Reconheço o meu limite e digo que o vocábulo arrebatamento não é familiar para mim, falando em categorias bíblicas, provavelmente por causa da minha formação. Através do seu texto, deduzo que a sua pergunta aborda a questão da Parusia, termo que a teologia clássica usa para designar a segunda vinda de Cristo.

O termo grego é parousía e significa, basicamente, «presença». Trata-se de um conceito já presente na filosfia, com Platão (presença no mundo real da essência ideal), que a Bíblia toma para indicar a vinda gloriosa no fim dos tempos de Cristo.

Esse tema foi muito debatido na igreja nascente. Quando os primeiros seguidores de Cristo começaram a morrer originaram-se perguntas referentes ao destino dessas pessoas, questionamentos sobre o retorno de Jesus.
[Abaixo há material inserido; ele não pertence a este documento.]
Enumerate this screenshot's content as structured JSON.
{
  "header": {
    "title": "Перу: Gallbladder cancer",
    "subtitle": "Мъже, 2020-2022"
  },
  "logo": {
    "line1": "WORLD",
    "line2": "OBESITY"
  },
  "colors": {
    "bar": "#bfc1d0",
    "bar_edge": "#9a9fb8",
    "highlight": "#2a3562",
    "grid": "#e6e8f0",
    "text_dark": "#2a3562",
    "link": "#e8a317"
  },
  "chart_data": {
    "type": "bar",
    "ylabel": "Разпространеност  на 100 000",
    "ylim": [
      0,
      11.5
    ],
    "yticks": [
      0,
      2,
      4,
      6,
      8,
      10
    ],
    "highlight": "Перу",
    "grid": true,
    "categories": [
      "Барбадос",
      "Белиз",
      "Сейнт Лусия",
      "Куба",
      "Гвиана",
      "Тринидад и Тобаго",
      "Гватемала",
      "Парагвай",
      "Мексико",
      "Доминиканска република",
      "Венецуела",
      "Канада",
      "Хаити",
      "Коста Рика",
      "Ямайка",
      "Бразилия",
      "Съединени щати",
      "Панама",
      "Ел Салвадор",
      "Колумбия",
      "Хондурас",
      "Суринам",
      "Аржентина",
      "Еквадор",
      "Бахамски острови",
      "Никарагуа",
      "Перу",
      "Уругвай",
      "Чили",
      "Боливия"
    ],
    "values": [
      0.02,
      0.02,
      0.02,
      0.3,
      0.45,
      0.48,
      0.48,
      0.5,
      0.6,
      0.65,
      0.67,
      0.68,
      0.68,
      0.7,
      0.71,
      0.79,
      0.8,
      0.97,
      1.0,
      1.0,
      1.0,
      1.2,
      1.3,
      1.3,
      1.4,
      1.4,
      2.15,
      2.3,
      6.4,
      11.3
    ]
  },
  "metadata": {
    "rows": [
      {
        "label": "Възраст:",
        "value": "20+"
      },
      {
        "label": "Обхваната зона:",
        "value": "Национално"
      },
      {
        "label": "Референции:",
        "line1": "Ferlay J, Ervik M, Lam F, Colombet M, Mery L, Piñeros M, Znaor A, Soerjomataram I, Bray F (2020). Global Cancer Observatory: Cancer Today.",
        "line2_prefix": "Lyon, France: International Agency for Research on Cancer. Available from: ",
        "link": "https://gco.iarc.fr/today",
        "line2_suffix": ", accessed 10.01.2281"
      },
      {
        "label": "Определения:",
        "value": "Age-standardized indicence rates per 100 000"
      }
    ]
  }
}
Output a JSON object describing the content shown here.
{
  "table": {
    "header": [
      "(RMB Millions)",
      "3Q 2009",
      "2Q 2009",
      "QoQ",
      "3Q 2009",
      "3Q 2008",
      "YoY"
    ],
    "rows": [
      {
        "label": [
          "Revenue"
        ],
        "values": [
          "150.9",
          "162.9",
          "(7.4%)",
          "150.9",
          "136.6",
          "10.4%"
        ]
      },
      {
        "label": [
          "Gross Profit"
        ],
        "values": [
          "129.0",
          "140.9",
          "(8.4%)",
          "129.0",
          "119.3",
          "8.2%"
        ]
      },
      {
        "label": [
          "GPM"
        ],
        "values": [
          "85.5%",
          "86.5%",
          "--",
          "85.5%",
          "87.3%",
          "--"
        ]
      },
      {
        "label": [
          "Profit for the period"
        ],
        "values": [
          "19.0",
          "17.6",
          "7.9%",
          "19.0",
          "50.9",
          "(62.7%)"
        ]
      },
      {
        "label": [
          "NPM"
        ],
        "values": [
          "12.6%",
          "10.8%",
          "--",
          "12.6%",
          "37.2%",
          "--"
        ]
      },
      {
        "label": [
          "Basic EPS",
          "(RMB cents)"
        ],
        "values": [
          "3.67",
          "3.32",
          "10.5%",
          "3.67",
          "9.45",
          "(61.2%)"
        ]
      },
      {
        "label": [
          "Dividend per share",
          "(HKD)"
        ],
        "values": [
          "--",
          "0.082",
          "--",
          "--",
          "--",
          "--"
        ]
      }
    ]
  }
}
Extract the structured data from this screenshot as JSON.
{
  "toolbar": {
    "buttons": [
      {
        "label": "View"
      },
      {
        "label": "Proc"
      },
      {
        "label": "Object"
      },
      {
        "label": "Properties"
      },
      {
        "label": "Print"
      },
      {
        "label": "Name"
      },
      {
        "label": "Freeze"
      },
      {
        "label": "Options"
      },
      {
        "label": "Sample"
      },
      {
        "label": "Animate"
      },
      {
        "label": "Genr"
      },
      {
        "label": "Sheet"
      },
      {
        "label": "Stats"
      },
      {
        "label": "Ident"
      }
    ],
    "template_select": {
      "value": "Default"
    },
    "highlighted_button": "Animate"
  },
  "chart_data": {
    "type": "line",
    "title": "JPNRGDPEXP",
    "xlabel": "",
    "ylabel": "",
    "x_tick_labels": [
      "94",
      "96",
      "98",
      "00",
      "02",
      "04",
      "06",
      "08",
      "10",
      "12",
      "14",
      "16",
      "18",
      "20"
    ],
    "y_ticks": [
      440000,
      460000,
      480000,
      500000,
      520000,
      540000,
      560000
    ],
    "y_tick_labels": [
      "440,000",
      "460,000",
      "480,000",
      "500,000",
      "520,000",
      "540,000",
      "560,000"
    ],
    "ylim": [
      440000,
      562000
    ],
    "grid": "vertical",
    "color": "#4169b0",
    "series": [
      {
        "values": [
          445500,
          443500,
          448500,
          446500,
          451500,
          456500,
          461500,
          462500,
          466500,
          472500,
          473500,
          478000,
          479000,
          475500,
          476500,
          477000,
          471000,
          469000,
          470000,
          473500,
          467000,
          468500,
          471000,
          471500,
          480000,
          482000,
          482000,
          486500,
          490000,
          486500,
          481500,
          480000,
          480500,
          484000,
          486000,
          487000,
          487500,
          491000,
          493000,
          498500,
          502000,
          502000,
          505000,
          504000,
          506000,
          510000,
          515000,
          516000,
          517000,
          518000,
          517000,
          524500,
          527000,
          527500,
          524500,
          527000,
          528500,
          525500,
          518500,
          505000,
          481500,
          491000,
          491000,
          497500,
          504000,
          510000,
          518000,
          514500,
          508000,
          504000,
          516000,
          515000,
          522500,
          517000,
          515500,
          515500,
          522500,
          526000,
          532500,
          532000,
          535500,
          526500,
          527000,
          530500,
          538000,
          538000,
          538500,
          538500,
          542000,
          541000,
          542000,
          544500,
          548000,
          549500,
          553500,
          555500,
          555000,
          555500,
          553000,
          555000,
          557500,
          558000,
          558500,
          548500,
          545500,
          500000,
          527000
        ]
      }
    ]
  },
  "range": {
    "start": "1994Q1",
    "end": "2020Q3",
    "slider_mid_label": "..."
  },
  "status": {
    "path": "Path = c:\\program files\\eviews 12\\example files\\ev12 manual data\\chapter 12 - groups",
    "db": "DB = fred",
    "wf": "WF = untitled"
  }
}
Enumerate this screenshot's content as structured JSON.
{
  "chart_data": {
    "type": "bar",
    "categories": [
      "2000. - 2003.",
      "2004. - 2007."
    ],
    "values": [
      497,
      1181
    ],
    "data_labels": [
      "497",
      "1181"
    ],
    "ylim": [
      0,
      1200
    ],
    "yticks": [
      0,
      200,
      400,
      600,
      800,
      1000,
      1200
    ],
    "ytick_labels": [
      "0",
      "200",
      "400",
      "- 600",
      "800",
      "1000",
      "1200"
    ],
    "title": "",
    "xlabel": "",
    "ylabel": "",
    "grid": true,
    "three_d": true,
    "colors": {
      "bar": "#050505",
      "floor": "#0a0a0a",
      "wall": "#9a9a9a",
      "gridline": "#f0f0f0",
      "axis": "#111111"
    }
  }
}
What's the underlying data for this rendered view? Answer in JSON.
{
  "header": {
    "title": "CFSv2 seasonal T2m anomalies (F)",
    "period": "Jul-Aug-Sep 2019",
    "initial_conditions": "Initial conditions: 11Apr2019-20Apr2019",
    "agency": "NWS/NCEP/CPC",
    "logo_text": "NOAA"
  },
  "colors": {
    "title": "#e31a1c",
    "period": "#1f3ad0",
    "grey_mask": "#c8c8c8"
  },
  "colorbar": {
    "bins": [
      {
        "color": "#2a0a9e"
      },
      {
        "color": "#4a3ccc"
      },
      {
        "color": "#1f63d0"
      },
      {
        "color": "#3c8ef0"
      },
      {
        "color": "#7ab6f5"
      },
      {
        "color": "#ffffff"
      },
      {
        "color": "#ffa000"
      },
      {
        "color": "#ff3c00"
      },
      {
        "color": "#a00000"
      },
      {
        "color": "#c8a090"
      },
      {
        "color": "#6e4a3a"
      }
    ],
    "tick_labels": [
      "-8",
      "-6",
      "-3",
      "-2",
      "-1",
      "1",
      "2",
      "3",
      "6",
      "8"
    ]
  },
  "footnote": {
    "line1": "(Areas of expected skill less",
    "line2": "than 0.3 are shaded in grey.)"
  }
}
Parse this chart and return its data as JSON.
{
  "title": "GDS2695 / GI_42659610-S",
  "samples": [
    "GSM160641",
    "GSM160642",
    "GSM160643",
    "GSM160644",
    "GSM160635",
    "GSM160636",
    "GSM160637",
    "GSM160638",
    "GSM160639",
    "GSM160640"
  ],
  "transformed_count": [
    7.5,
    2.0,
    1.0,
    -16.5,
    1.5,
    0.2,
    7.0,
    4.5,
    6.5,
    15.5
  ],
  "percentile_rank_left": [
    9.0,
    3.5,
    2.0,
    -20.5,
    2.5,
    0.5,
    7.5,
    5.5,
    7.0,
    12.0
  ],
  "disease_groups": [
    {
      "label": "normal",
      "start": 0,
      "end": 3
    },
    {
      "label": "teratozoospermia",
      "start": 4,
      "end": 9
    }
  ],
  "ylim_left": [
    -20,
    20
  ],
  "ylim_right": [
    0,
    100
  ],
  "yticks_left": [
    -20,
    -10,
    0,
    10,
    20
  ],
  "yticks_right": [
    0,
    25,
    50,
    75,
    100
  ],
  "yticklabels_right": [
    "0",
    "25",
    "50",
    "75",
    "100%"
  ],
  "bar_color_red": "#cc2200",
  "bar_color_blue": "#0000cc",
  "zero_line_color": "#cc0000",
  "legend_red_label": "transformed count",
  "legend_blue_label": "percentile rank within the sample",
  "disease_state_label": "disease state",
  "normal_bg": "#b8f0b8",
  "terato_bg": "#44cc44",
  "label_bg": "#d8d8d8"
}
É dentro desse contexto que Paulo escreve aos tessalonicenses: Quanto à vinda de nosso Senhor Jesus Cristo, e à nossa reunião com ele, rogamo-vos, irmãos, que não percais tão depressa a serenidade de espírito, e não vos pertubeis nem por palavra profética, nem por carta que se diga vir de nós, como se o Dia do Senhor já estivesse próximo. Não vos deixeis seduzir de modo algum por pessoa alguma; porque deve vir primeiro a apostasia, e aparecer o homem ímpio, o filho da perdição, o adversário, que se levanta contra tudo que se chama Deus, ou recebe culto, chegando a sentar-se pessoalmente no templo de Deus, e querendo passar por Deus. Agora também sabeis que é que ainda o retém, para aparecer só a seu tempo. Pois o mistério da impiedade já age, só é necessário que seja afastado aquele que ainda o retém (2Tessalonicences 2,1-7).

Esse texto é muito simbólico e difícil de entender. Os estudiosos de Paulo dizem que ele mesmo teve que rever sua idéia sobre a vinda do Senhor. Talvez tenha pensando, num primeiro momento, que Jesus viria enquanto ele ainda estivesse vivo. Porém, a partir desse texto acima, podemos constatar quanto profunda é a sua teologia sobre a vinda de Cristo.

O texto usa categorias conhecidas aos contemporâneos de Paulo e, infelizmente, estranhas para nós. Quando ele fala de "homem ímpio", tem em mente o que a tradição chamou de anti-Cristo. Talvez essa palavra não seja muito feliz, pois pode provocar confusão e especulação. Paulo, na verdade, tem como base a literatura apocalíptica hebraica, sobretudo o livro de Daniel. Para Daniel o "ímpio"por excelência era Antíoco Epífânio, um rei, que viveu 200 anos antes de Cristo e que proibiu o povo judeu de praticar a própria religião (lembremos da história de Daniel, jogado na cova dos leões por ter sido fiel à própria fé). Por isso, quando Paulo trata sobre "o ímpio", provavelmente está pensando a todos aqueles que com suas ações ímpias impedem a realização do Reino. Creio que é também neste contexto que devemos entender o personagem misterioso "que retém"Jesus e não deixa ele voltar. Paulo sublinha a necessidade que esse personagem "seja afastado". Ou seja: quem não deixa que se instaure o reino de Deus impede que "Jesus venha", impede que se realize o "maranata" (veja 1Coríntios 16,22).

A tradição judaica tem um modo de rezar que nos ilumina. Na oração recitada 3 vezes por dia (Aleinu) eles incluem a frase tikkun olam (aperfeiçoar o mundo). Eles crêem que o fato do mundo ser melhor e cada um ser fiel à sua fé possa apressar a vinda do Messias. Portanto quem é ímpio e infiel está impedindo que o Senhor venha.

Obviamente erramos quando concebemos a vinda de Jesus como algo espetacular, um evento histórico único, como normalmente entendemos um acontecimento. É evidente que a vinda de Cristo é histórica e espetacular, mas acontece todo dia, em nossas comunidades, em nossas vidas, nas expressões de fé. O Juízo de Deus se verifica sempre e cada dia é o Dia do Senhor. Tudo isso suscita em nós a esperança no encontro definitivo com Cristo que, como diz Mateus, daquele dia e da hora, ninguém sabe, nem os anjos dos céus, nem o Filho, mas só o Pai (Mateus 24,36).

Uma atitude fundamental diante dos textos apocalípticos é interpretá-los dentro do seu contexto e não tomar as imagens como dados reais. Esses textos não foram escritos para serem lidos como algo objetivo, mas para serem interpretados. Cada figura vai além do próprio sentido material. Com referência a sua pergunta, isso vale sobretudo para "olhos", "nuvens" e "testemunhas".